The only time the devil can come close to our life is when he sees we are unprotected because we are not watching. When we are vigilant, he discreetly moves back. As we watch and pray, God will show us how to face or flee any temptation, and how to solve every problem.
Watching also implies anticipating or expecting. Once more, let us note the importance of being expectant when we pray. It might actually happen that the Lord answers your prayer but you don’t see His answer because, when you lost your expectation, you stopped watching for its manifestation. This is why we need to be able to perceive and see in the Spirit. The more you watch, the more spiritually sensitive you will become, and the more conscious you will be of what is happening around you in the spiritual realm. Your spiritual sight will become clear.

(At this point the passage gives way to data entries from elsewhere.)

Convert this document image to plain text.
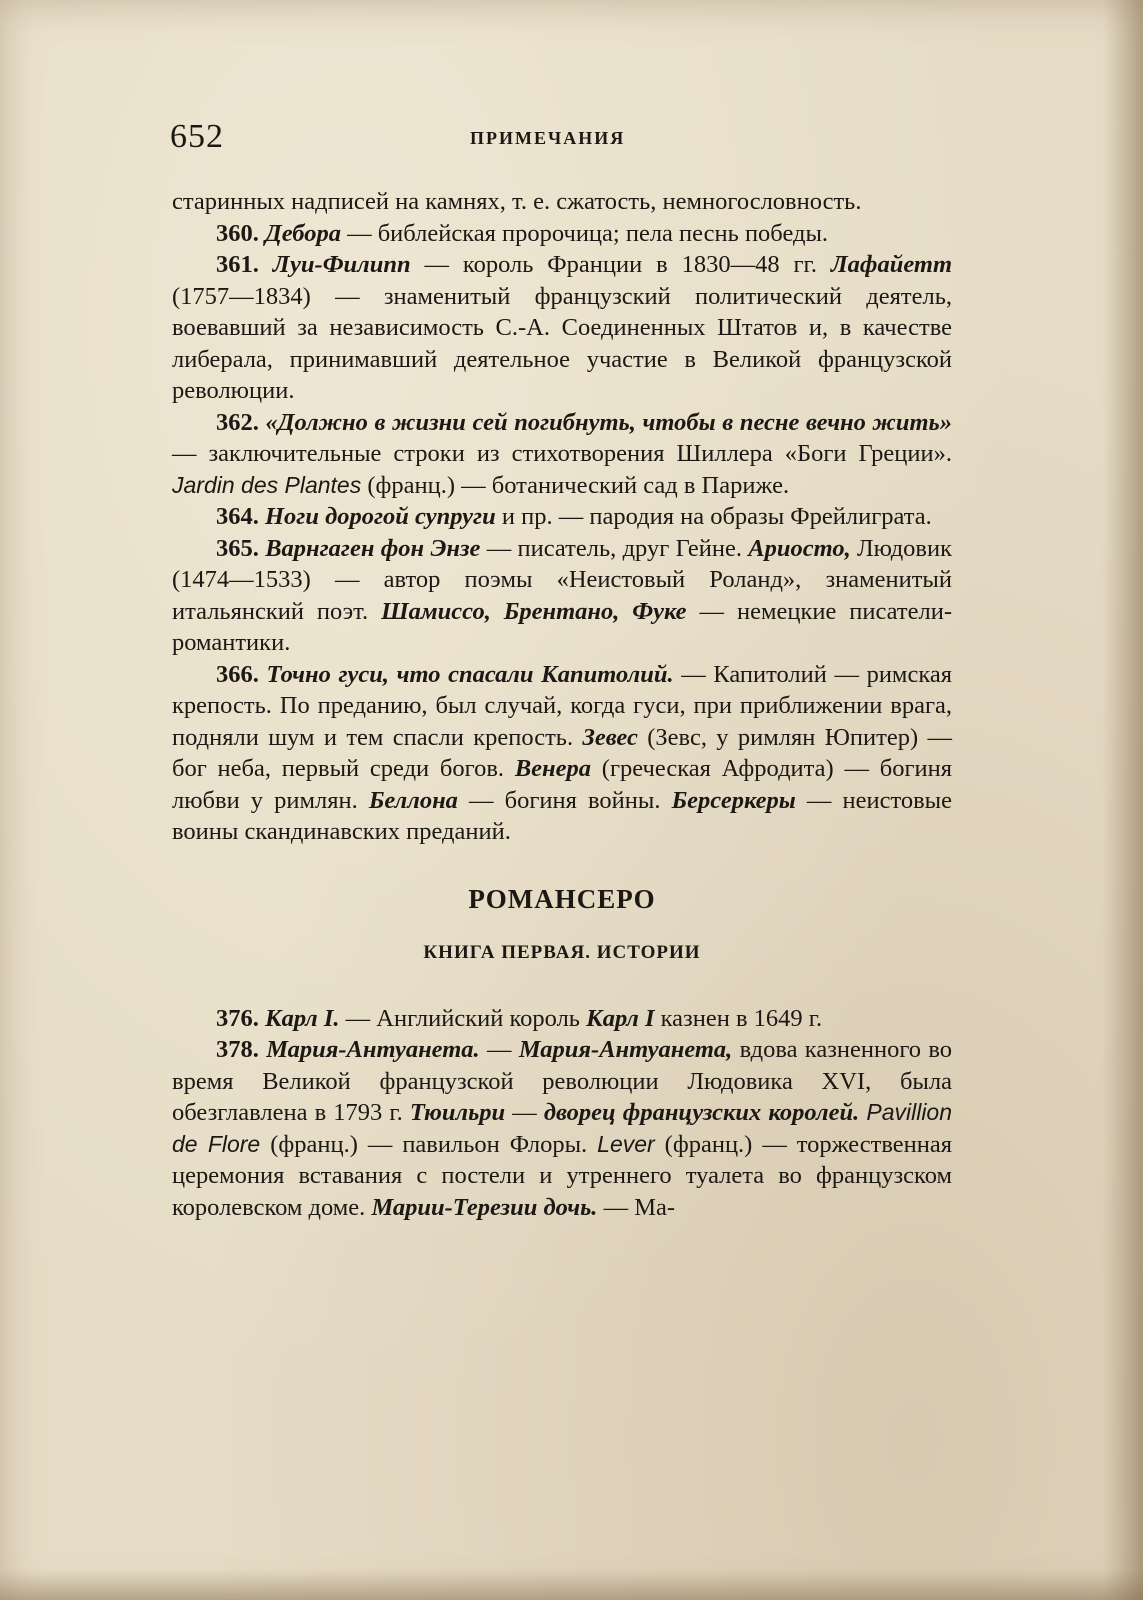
652	ПРИМЕЧАНИЯ

старинных надписей на камнях, т. е. сжатость, немногословность.

360. Дебора — библейская пророчица; пела песнь победы.

361. Луи-Филипп — король Франции в 1830—48 гг. Лафайетт (1757—1834) — знаменитый французский политический деятель, воевавший за независимость С.-А. Соединенных Штатов и, в качестве либерала, принимавший деятельное участие в Великой французской революции.

362. «Должно в жизни сей погибнуть, чтобы в песне вечно жить» — заключительные строки из стихотворения Шиллера «Боги Греции». Jardin des Plantes (франц.) — ботанический сад в Париже.

364. Ноги дорогой супруги и пр. — пародия на образы Фрейлиграта.

365. Варнгаген фон Энзе — писатель, друг Гейне. Ариосто, Людовик (1474—1533) — автор поэмы «Неистовый Роланд», знаменитый итальянский поэт. Шамиссо, Брентано, Фуке — немецкие писатели-романтики.

366. Точно гуси, что спасали Капитолий. — Капитолий — римская крепость. По преданию, был случай, когда гуси, при приближении врага, подняли шум и тем спасли крепость. Зевес (Зевс, у римлян Юпитер) — бог неба, первый среди богов. Венера (греческая Афродита) — богиня любви у римлян. Беллона — богиня войны. Берсеркеры — неистовые воины скандинавских преданий.

РОМАНСЕРО
КНИГА ПЕРВАЯ. ИСТОРИИ

376. Карл I. — Английский король Карл I казнен в 1649 г.

378. Мария-Антуанета. — Мария-Антуанета, вдова казненного во время Великой французской революции Людовика XVI, была обезглавлена в 1793 г. Тюильри — дворец французских королей. Pavillion de Flore (франц.) — павильон Флоры. Lever (франц.) — торжественная церемония вставания с постели и утреннего туалета во французском королевском доме. Марии-Терезии дочь. — Ма-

Jesus didn’t say “pray and watch,” but “watch and pray,” in that order, because if we watch, we will be in a good position to pray effectively and powerfully. Moreover, our prayers will cease to be monotonous, composed of empty words that come from our minds but don’t proceed from our hearts or carry the revelation of the Spirit. Why do some people feel that prayer is boring? Because their prayers are full of “vain repetitions,” without enthusiasm or expectation. Vain repetitions are “filler prayers” consisting of phrases that are easy to say and keep us in our comfort zone. You urgently need to get out of that zone and start praying what you see spiritually.
You may be asking yourself, Well, how do I watch and pray? Below are some guidelines to help you put into practice what you have learned up to this point.

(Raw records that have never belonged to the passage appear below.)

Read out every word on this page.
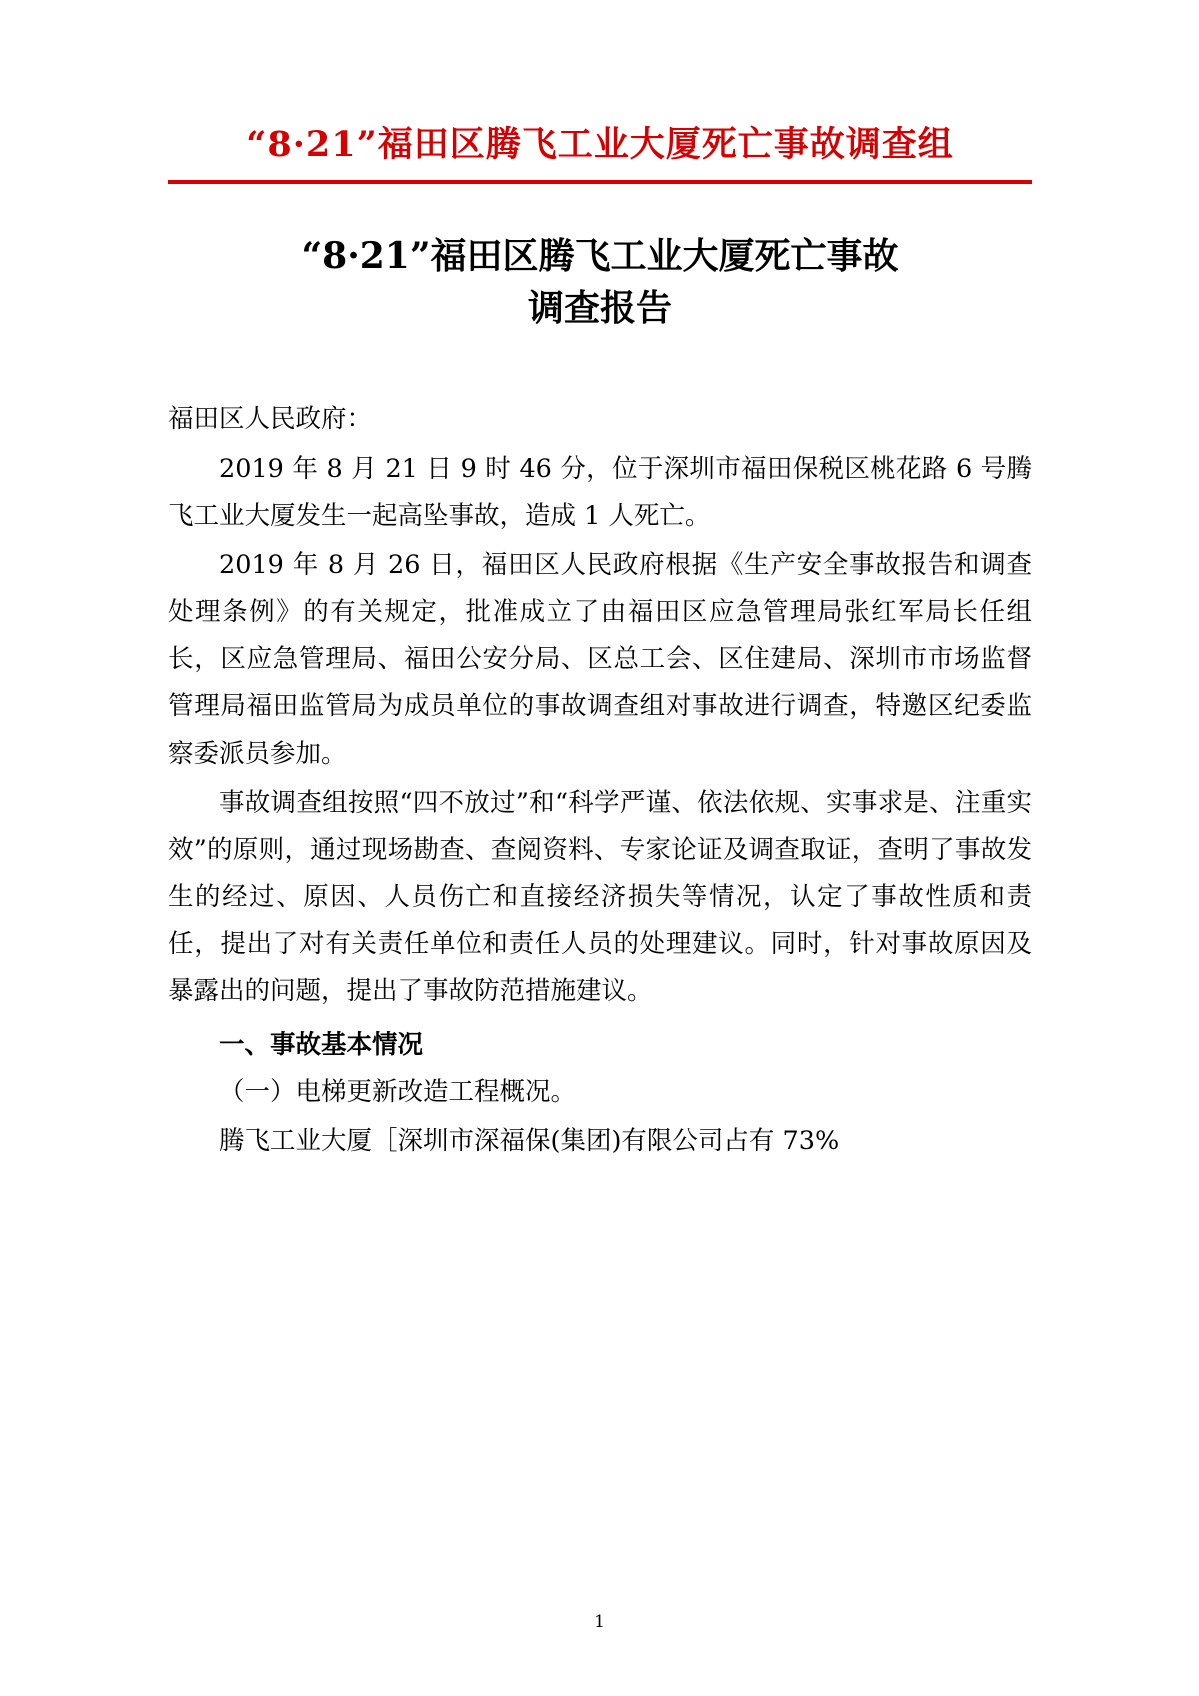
“8·21”福田区腾飞工业大厦死亡事故调查组
“8·21”福田区腾飞工业大厦死亡事故
调查报告

福田区人民政府：

2019 年 8 月 21 日 9 时 46 分，位于深圳市福田保税区桃花路 6 号腾飞工业大厦发生一起高坠事故，造成 1 人死亡。

2019 年 8 月 26 日，福田区人民政府根据《生产安全事故报告和调查处理条例》的有关规定，批准成立了由福田区应急管理局张红军局长任组长，区应急管理局、福田公安分局、区总工会、区住建局、深圳市市场监督管理局福田监管局为成员单位的事故调查组对事故进行调查，特邀区纪委监察委派员参加。

事故调查组按照“四不放过”和“科学严谨、依法依规、实事求是、注重实效”的原则，通过现场勘查、查阅资料、专家论证及调查取证，查明了事故发生的经过、原因、人员伤亡和直接经济损失等情况，认定了事故性质和责任，提出了对有关责任单位和责任人员的处理建议。同时，针对事故原因及暴露出的问题，提出了事故防范措施建议。

一、事故基本情况

（一）电梯更新改造工程概况。

腾飞工业大厦［深圳市深福保(集团)有限公司占有 73%

1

As Christians, it’s important that we know how to strengthen our spirit in the faith, as the Bible teaches us to do in Jude 1:20: “But you, beloved, building yourselves up on your most holy faith, praying in the Holy Spirit.” Of course, you cannot build up your spirit if it is asleep! It must first awaken and get up! If you pray in the Spirit, you will be able to see in the spiritual realm, but if you neglect to do this, your vision will be limited. Every time I pray in the Spirit, I am alert to what God is telling me and to what He is doing; that way, I can align myself with His plans for the now. As children of God, we must be in tune with the momentum the Holy Spirit is bringing, because it is the momentum of the now.
Our spirit needs to be filled with the Spirit of God. The person who is not filled with the Holy Spirit lives in a limited dimension. The Spirit cannot work in us unless we maintain a certain level of prayer. In these days, we must live continually filled with the Holy Spirit, having our lamps full of oil for the vigil. (See Matthew 25:1–13.)

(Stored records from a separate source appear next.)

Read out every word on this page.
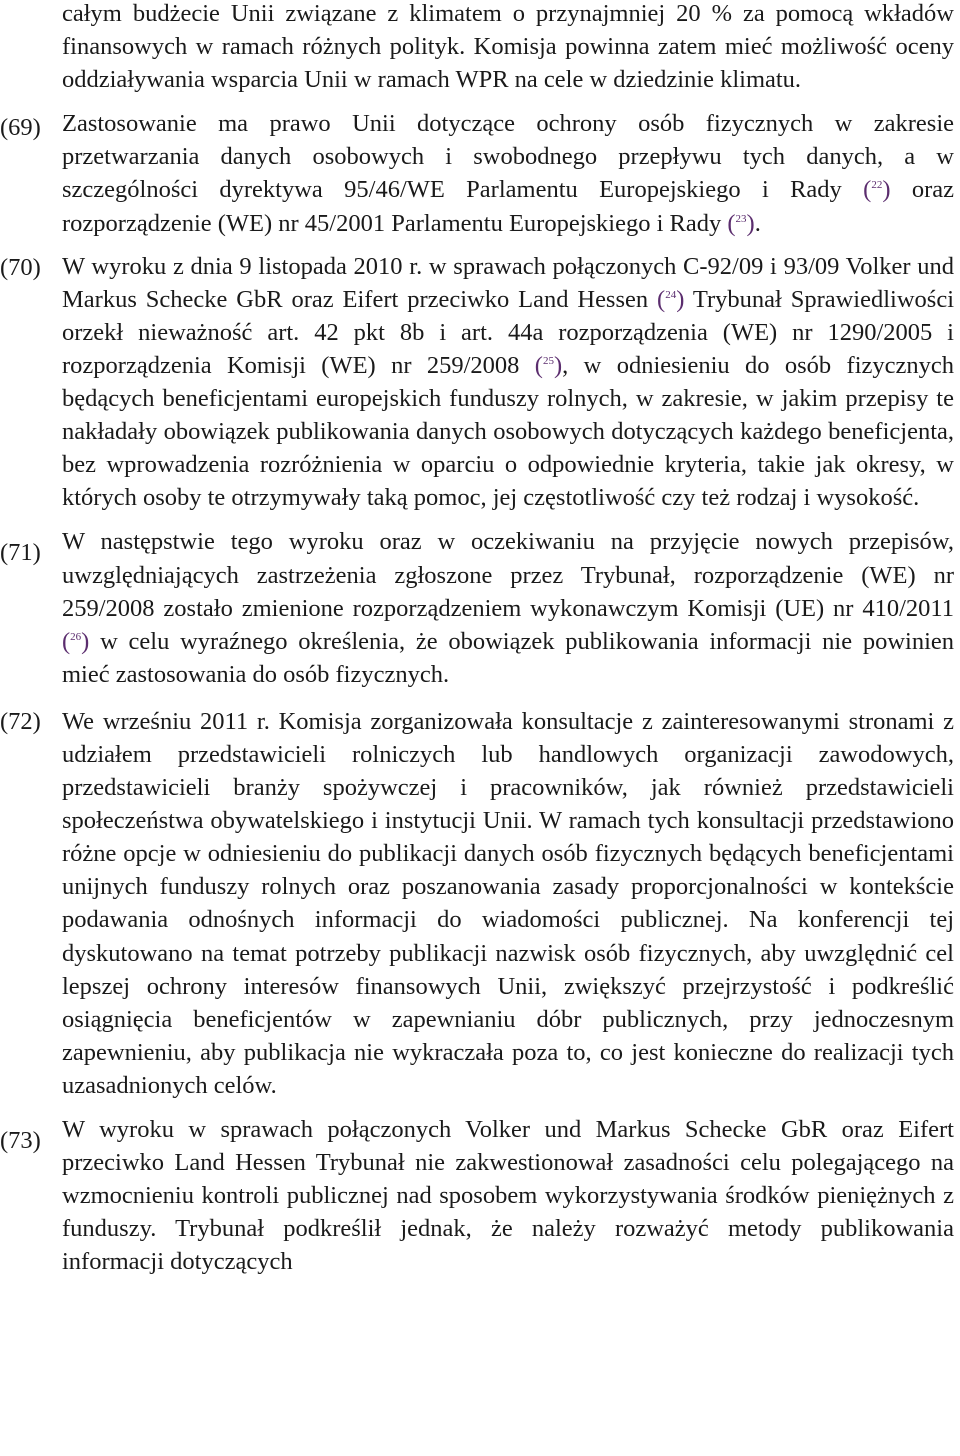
całym budżecie Unii związane z klimatem o przynajmniej 20 % za pomocą wkładów finansowych w ramach różnych polityk. Komisja powinna zatem mieć możliwość oceny oddziaływania wsparcia Unii w ramach WPR na cele w dziedzinie klimatu.
(69) Zastosowanie ma prawo Unii dotyczące ochrony osób fizycznych w zakresie przetwarzania danych osobowych i swobodnego przepływu tych danych, a w szczególności dyrektywa 95/46/WE Parlamentu Europejskiego i Rady ($^{22}$) oraz rozporządzenie (WE) nr 45/2001 Parlamentu Europejskiego i Rady ($^{23}$).
(70) W wyroku z dnia 9 listopada 2010 r. w sprawach połączonych C-92/09 i 93/09 Volker und Markus Schecke GbR oraz Eifert przeciwko Land Hessen ($^{24}$) Trybunał Sprawiedliwości orzekł nieważność art. 42 pkt 8b i art. 44a rozporządzenia (WE) nr 1290/2005 i rozporządzenia Komisji (WE) nr 259/2008 ($^{25}$), w odniesieniu do osób fizycznych będących beneficjentami europejskich funduszy rolnych, w zakresie, w jakim przepisy te nakładały obowiązek publikowania danych osobowych dotyczących każdego beneficjenta, bez wprowadzenia rozróżnienia w oparciu o odpowiednie kryteria, takie jak okresy, w których osoby te otrzymywały taką pomoc, jej częstotliwość czy też rodzaj i wysokość.
(71) W następstwie tego wyroku oraz w oczekiwaniu na przyjęcie nowych przepisów, uwzględniających zastrzeżenia zgłoszone przez Trybunał, rozporządzenie (WE) nr 259/2008 zostało zmienione rozporządzeniem wykonawczym Komisji (UE) nr 410/2011 ($^{26}$) w celu wyraźnego określenia, że obowiązek publikowania informacji nie powinien mieć zastosowania do osób fizycznych.
(72) We wrześniu 2011 r. Komisja zorganizowała konsultacje z zainteresowanymi stronami z udziałem przedstawicieli rolniczych lub handlowych organizacji zawodowych, przedstawicieli branży spożywczej i pracowników, jak również przedstawicieli społeczeństwa obywatelskiego i instytucji Unii. W ramach tych konsultacji przedstawiono różne opcje w odniesieniu do publikacji danych osób fizycznych będących beneficjentami unijnych funduszy rolnych oraz poszanowania zasady proporcjonalności w kontekście podawania odnośnych informacji do wiadomości publicznej. Na konferencji tej dyskutowano na temat potrzeby publikacji nazwisk osób fizycznych, aby uwzględnić cel lepszej ochrony interesów finansowych Unii, zwiększyć przejrzystość i podkreślić osiągnięcia beneficjentów w zapewnianiu dóbr publicznych, przy jednoczesnym zapewnieniu, aby publikacja nie wykraczała poza to, co jest konieczne do realizacji tych uzasadnionych celów.
(73) W wyroku w sprawach połączonych Volker und Markus Schecke GbR oraz Eifert przeciwko Land Hessen Trybunał nie zakwestionował zasadności celu polegającego na wzmocnieniu kontroli publicznej nad sposobem wykorzystywania środków pieniężnych z funduszy. Trybunał podkreślił jednak, że należy rozważyć metody publikowania informacji dotyczących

Jesus is calling you—just as He did His disciples—to watch and pray with Him, without ceasing. I encourage you to answer that call and start giving priority to your relationship with God in prayer, being in expectation of what He wants to show you in spiritual intimacy. Look ahead in the Spirit to what is coming for your family, for your ministry, for your city, and for the world. Be sensitive to the presence of God, to His will, and to the needs of other people; additionally, be alert to what the devil is plotting to do or is already doing. You can anticipate and defeat the enemy!
Throughout this devotional, we have discussed how to pray in order to obtain breakthroughs. Now, do it yourself! Be constantly filled with the Spirit of God and prepare to receive the King of Kings as a member of that pure bride, without spot or wrinkle, who watches for the return of her Groom, Jesus Christ. He promised it—and He will fulfill it! Watch and pray! Christ is coming soon!
Thought: If we are not watching and praying, we are not ready for Jesus’s return.